I just bought a 250GB 7200RPM 2MB Cache Hard Drive passing
up the 8mb cache option. The same HD with a bigger cache
was $30 bucks more. How much of a performance difference
does the cache make?
Just curious if i made the right choice.
 
Hi

First, 2MB Cache only have one year warranty whereby 8MB Cache have 3 years full warranty
It is more stable when writing files with 8MB Cache

Pete


----- ADAM wrote: ----

I just bought a 250GB 7200RPM 2MB Cache Hard Drive passing
up the 8mb cache option. The same HD with a bigger cache
was $30 bucks more. How much of a performance difference
does the cache make
Just curious if i made the right choice
 
More "stable"?! Not sure what that means. Also, there are plenty of 8mb
cache HDs being sold w/ 1yr warranties, believe me, I have several. A lot
of the cut-rate, after rebate deals are so cheap NOT because of the cache
(many are 8mb), but the lousy 1yr warranty (sometimes upgradeable to 3yr for
$15-20 via their website support).
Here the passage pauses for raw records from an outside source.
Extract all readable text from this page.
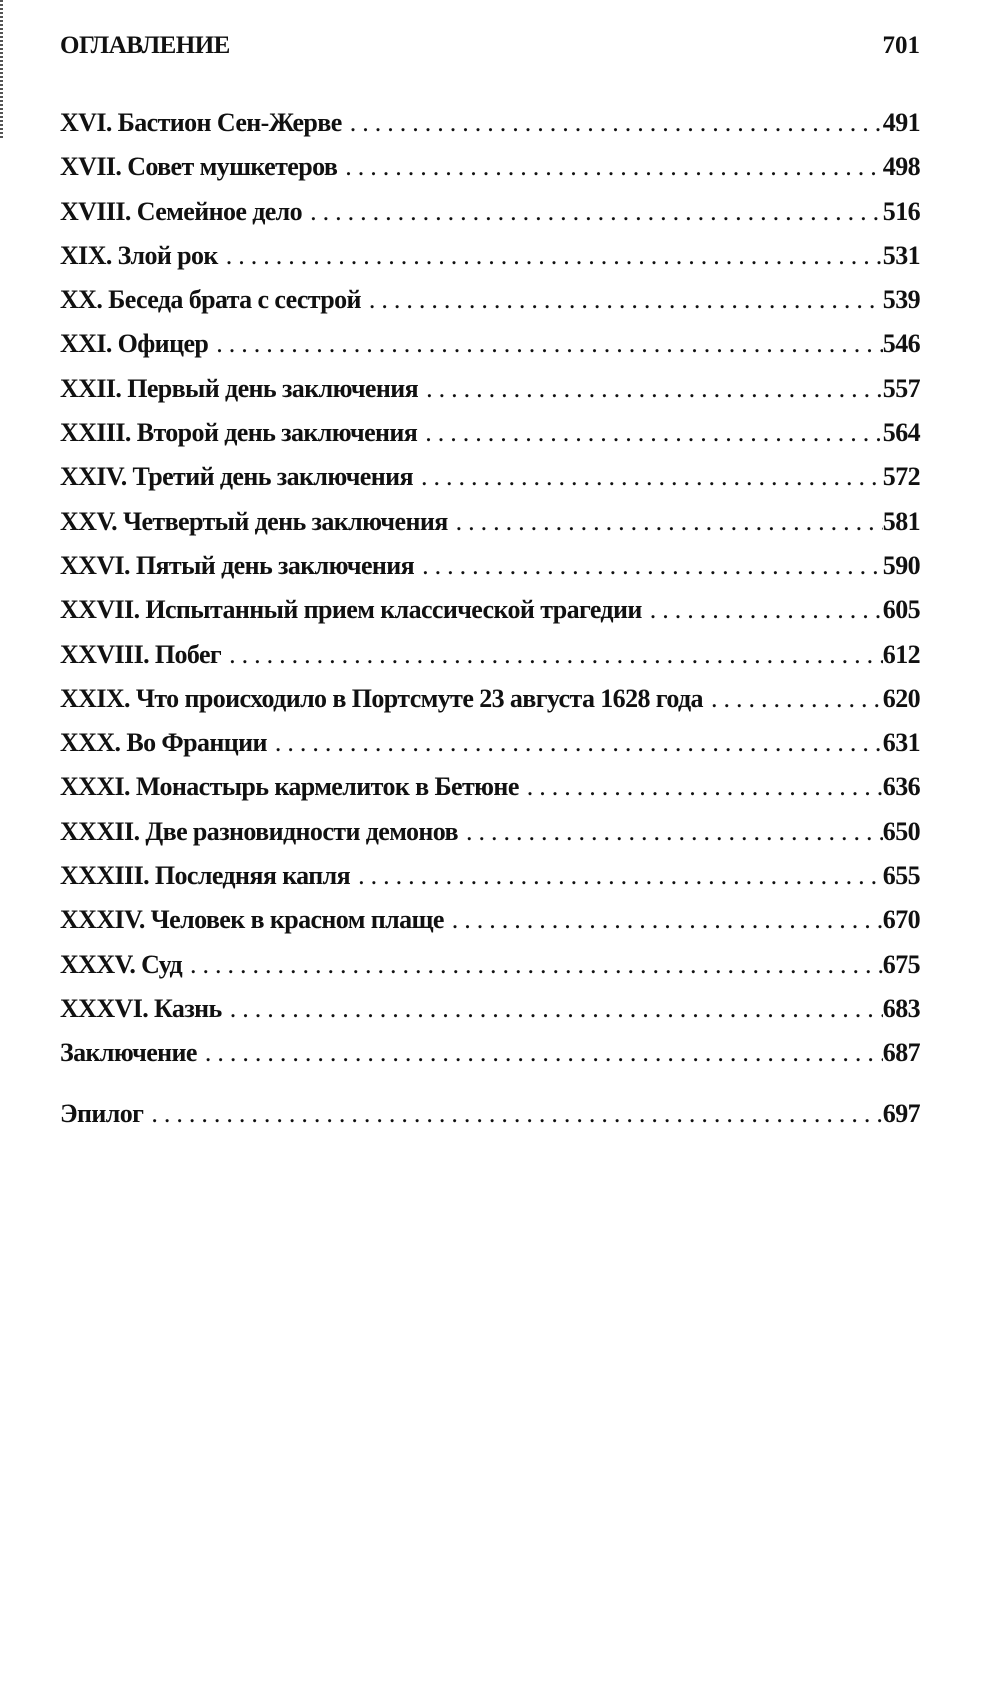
ОГЛАВЛЕНИЕ	701
XVI. Бастион Сен-Жерве .....	491
XVII. Совет мушкетеров .....	498
XVIII. Семейное дело .....	516
XIX. Злой рок .....	531
XX. Беседа брата с сестрой .....	539
XXI. Офицер .....	546
XXII. Первый день заключения .....	557
XXIII. Второй день заключения .....	564
XXIV. Третий день заключения .....	572
XXV. Четвертый день заключения .....	581
XXVI. Пятый день заключения .....	590
XXVII. Испытанный прием классической трагедии .....	605
XXVIII. Побег .....	612
XXIX. Что происходило в Портсмуте 23 августа 1628 года .....	620
XXX. Во Франции .....	631
XXXI. Монастырь кармелиток в Бетюне .....	636
XXXII. Две разновидности демонов .....	650
XXXIII. Последняя капля .....	655
XXXIV. Человек в красном плаще .....	670
XXXV. Суд .....	675
XXXVI. Казнь .....	683
Заключение .....	687
Эпилог .....	697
So if I had a choice of 2mb/1yr warranty
vs. 8mb/3yr warranty, and the difference was $20-30, I'd probably go for the
latter *primarily* for the warranty, NOT cache. Consider the cache increase
a bonus.

The cache size on a modern HD is relatively meaningless. It merely means
that if a file read previously off the platters is requested AGAIN, if it's
still in the cache, AND unchanged since last read, it can be reread from the
much faster cache memory. But frankly, given the limited size overall, how
often will this occur? More importantly, your Windows OS *already* has a
cache!!! And it can be MUCH larger, up to available RAM (in theory). So in
most instances, you'll never get to the HD cache anyway (this is why most
benchmarking tools, like SiSoftware Sandra, temporarily disable the Windows
cache for testing -- it distorts the results). But the fact that it must be
disabled should tell you something -- the HD cache has almost no impact
under real world conditions. Certainly not enough to warrant $30 or more
additional cost. Instead, you should concentrate on optimizations that
impact *actual* HD access, like response time, which is impacted by # of
heads, # of platters, interface (IDE vs. SATA), etc.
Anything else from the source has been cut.